We have 3 orientations and a 9 x 9 grid of spatial locations. Note that these locations are relative to the center of the screen, not the mouse's center of gaze. How many repeats are there for each condition?

This should match the number we get when dividing the length of the DataFrame by the total number of conditions:

What about the drifting grating parameters that don't vary, such as size (in degrees), spatial frequency (in cycles/degree), temporal frequency (in Hz), and contrast?

This stimulus is designed to drive neurons reliably across a wide variety of visual areas. Because of the large size (20 degree diameter), it lacks spatial precision. It also cannot be used to map on/off subfields on neurons. However, this is a reasonable compromise to allow us to map receptive fields with high reliability across all visual areas we're recording from.

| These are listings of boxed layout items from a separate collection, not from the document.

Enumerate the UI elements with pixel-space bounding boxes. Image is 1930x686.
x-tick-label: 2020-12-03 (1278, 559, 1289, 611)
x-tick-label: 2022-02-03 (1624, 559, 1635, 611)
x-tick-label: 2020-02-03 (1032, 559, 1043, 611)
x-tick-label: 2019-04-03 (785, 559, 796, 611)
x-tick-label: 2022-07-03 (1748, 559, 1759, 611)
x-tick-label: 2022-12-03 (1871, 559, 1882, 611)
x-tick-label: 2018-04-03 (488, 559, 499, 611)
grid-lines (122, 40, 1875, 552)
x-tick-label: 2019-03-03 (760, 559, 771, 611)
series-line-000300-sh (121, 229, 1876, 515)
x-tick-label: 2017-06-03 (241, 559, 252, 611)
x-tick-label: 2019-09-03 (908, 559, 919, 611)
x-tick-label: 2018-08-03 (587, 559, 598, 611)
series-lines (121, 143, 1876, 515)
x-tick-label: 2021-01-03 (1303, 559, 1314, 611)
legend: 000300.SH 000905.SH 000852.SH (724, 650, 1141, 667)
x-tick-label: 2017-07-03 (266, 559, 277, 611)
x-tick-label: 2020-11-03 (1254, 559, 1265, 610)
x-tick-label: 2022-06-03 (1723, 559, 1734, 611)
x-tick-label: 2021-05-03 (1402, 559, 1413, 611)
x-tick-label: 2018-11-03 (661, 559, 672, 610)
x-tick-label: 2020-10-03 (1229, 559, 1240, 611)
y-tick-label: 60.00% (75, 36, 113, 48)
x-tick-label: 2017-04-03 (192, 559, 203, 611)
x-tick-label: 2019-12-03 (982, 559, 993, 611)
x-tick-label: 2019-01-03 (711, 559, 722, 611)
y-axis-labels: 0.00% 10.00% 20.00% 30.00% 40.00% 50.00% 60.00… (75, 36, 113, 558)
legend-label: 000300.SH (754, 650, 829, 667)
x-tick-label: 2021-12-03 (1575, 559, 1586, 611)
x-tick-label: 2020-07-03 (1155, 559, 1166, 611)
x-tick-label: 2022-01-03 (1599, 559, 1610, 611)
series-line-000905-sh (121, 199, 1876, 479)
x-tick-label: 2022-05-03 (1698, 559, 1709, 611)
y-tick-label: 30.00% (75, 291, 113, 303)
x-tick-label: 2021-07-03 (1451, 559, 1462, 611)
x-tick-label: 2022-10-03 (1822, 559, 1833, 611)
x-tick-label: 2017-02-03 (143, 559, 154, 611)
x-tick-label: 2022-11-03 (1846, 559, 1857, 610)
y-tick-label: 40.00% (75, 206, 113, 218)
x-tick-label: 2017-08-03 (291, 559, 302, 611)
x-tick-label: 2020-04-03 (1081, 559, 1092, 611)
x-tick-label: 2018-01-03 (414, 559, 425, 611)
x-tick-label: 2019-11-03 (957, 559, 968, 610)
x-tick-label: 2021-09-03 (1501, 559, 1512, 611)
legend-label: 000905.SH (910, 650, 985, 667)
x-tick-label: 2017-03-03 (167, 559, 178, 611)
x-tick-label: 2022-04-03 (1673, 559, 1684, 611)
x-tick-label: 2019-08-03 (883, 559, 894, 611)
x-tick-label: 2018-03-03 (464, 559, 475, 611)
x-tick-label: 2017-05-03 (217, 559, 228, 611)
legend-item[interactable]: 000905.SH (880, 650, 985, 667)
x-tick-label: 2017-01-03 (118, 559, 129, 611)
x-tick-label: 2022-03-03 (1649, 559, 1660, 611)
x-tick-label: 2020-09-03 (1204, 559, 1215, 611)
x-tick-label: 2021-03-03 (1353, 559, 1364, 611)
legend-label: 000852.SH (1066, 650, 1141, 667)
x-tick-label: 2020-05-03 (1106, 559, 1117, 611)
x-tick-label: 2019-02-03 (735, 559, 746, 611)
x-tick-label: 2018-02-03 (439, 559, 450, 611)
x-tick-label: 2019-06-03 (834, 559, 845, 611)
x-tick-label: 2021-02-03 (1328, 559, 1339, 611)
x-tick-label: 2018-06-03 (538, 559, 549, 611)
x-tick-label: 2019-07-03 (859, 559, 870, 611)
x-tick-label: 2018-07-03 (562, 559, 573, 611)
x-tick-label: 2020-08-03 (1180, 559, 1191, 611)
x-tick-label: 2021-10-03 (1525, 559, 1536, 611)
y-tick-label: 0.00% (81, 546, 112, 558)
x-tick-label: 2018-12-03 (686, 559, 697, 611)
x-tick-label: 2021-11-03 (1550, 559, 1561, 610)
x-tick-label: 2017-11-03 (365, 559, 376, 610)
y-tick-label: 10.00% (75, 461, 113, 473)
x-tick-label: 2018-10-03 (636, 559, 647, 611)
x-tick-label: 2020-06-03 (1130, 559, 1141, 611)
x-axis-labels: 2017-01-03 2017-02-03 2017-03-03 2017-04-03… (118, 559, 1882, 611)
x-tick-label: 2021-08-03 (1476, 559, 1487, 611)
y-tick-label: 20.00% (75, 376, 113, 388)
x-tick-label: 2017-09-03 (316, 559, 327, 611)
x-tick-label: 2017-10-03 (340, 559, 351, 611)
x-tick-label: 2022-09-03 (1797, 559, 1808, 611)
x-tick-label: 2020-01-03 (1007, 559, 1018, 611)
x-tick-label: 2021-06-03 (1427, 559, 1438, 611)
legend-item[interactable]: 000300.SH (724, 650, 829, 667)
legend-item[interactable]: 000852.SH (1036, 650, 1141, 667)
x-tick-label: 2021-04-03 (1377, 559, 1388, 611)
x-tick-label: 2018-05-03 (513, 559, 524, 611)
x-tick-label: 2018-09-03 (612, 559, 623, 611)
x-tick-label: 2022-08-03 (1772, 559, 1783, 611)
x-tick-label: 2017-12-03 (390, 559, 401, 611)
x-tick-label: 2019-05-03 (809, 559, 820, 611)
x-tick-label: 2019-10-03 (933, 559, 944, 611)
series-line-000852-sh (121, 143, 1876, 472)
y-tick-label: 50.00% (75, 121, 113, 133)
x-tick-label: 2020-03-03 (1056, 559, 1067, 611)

Now that we have a better understanding of the stimulus, let's look at receptive fields for some neurons.

Plotting receptive fields

In order to visualize receptive fields, we're going to use a function in the ReceptiveFieldMapping class, one of the stimulus-specific analysis classes in the AllenSDK. Let's import it and create a rf_mapping object based on the session we loaded earlier:

The rf_mapping object contains a variety of methods related to receptive field mapping. Its stim_table property holds the same DataFrame we created earlier.

Before we calculate any receptive fields, let's find some units in primary visual cortex (VISp) that are likely to show clear receptive fields:

Now, calculating the receptive field is as simple as calling get_receptive_field() with a unit ID as the input argument.

This method creates a 2D histogram of spike counts at all 81 possible stimulus locations, and outputs it as a 9 x 9 matrix. It's summing over all orientations, so each pixel contains the spike count across 45 trials.

To plot it, just display it as an image. The matrix is already in the correct orientation so that it matches the layout of the screen (e.g., the upper right pixel contains the spike count when the Gabor patch was in the upper right of the screen).

This particular unit has a receptive field that's more or less in the center of the screen.